The Commission accepted that the officer positions did have an “inherent requirement” to have an ancestral connection.

However, the Commission found that termination was bungled because, at the time of the dismissal, a decision of the board to remove the relevant apical ancestor was still under consideration. As a result, Winnaa hadn’t at that point positively established the officers had a lack of ancestral connection.

The Commission awarded the non-economic damages in recognition of “the stress, anxiety and emotional upset that would accompany being removed from a community that they had closely associated with for the majority of their lives”.

In calculating compensation for non-economic loss, the Commission reviewed other employment case law and compared the facts to this matter.

The Commission found, at [102], that:

While there is no precise way of defining “tangible emotional upset” in any case, the circumstances surrounding this case have made it clear that the central issue for the [officers] is their identity as Barada Barna people in the context of their employment with Winnaa. I find accordingly that the extent of any “tangible emotional upset” experienced by the [officers] on the facts presented before me can be informed and, indeed, limited to the fact that their membership of the BBAC has been discontinued some months after, and in connection with the circumstances surrounding their dismissal.

The Commission further found, at [103] that, “questions of discrimination arising from the [officer’s] status, or otherwise, as Barada Barna people cannot form part of any claim for non-economic loss, as this would necessarily involve determining that the Applicants were or were not Barada Barna people.” (See, also, Andrew Roos; Loretta Roos; Bree Dargan v Winnaa Pty Ltd [2018] FWC 3568 (19 June 2018))
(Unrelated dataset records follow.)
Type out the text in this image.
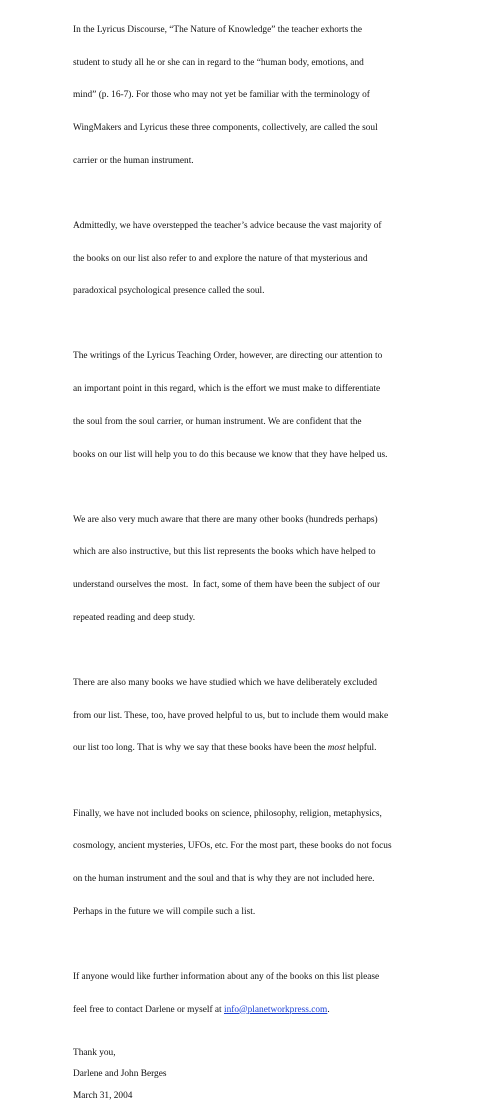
In the Lyricus Discourse, “The Nature of Knowledge” the teacher exhorts the

student to study all he or she can in regard to the “human body, emotions, and

mind” (p. 16-7). For those who may not yet be familiar with the terminology of

WingMakers and Lyricus these three components, collectively, are called the soul

carrier or the human instrument.

Admittedly, we have overstepped the teacher’s advice because the vast majority of

the books on our list also refer to and explore the nature of that mysterious and

paradoxical psychological presence called the soul.

The writings of the Lyricus Teaching Order, however, are directing our attention to

an important point in this regard, which is the effort we must make to differentiate

the soul from the soul carrier, or human instrument. We are confident that the

books on our list will help you to do this because we know that they have helped us.

We are also very much aware that there are many other books (hundreds perhaps)

which are also instructive, but this list represents the books which have helped to

understand ourselves the most.  In fact, some of them have been the subject of our

repeated reading and deep study.

There are also many books we have studied which we have deliberately excluded

from our list. These, too, have proved helpful to us, but to include them would make

our list too long. That is why we say that these books have been the most helpful.

Finally, we have not included books on science, philosophy, religion, metaphysics,

cosmology, ancient mysteries, UFOs, etc. For the most part, these books do not focus

on the human instrument and the soul and that is why they are not included here.

Perhaps in the future we will compile such a list.

If anyone would like further information about any of the books on this list please

feel free to contact Darlene or myself at info@planetworkpress.com.

Thank you,
Darlene and John Berges
March 31, 2004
The Commission ordered the payment of $67,503 to the officers including $15,000 in general damages for “emotional upset”. Damages for “emotional upset” are rare in adverse action decisions.


This decision serves as an important reminder to Aboriginal Corporations that terminations should be very carefully considered as their impact can have greater consequence than most terminations.  Employees of Aboriginal Corporations can potentially suffer a higher level of distress from no longer working with a community or on country that they assert a connection with.

In addition, Aboriginal Corporation boards should be aware of the consequences of changes in policy or rules for establishing traditional connection and membership, and, delays in decision making.